Effective Interactions in a Graphene Layer Induced by the Proximity to a Ferromagnet

TL;DR

This paper investigates how a ferromagnetic insulator influences graphene's electronic properties, revealing various induced magnetic and spin-orbit interactions that depend on magnetization orientation, leading to diverse phases and Hall effects.

Contribution

It introduces a comprehensive analysis of proximity-induced couplings in graphene, including magnetic orbital and spin-orbit interactions, considering different magnetization orientations.

Findings

Multiple proximity-induced couplings are of similar magnitude.

Magnetization orientation significantly affects the induced interactions.
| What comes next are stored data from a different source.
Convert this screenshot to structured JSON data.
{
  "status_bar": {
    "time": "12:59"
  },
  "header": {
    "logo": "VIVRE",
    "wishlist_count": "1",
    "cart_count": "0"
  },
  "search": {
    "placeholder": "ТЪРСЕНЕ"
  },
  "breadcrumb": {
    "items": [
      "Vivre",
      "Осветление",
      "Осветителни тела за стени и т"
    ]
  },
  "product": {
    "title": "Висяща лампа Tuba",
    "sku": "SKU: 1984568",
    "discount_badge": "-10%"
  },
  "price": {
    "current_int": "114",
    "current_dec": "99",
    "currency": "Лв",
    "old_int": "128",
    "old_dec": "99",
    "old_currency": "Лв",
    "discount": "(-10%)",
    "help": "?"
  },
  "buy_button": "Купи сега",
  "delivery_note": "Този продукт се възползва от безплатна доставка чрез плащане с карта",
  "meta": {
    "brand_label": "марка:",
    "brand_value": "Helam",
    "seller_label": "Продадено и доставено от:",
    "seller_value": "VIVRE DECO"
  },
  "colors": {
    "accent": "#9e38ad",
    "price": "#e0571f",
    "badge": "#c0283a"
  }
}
Various electronic phases and anomalous Hall regimes are possible.

Abstract

The proximity-induced couplings in graphene due to the vicinity of a ferromagnetic insulator are analyzed. We combine general symmetry principles and simple tight-binding descriptions to consider different orientations of the magnetization. We find that, in addition to a simple exchange field, a number of other terms arise. Some of these terms act as magnetic orbital couplings, and others are proximity-induced spin-orbit interactions. The couplings are of similar order of magnitude, and depend on the orientation of the magnetization. A variety of phases, and anomalous Hall effect regimes, are possible.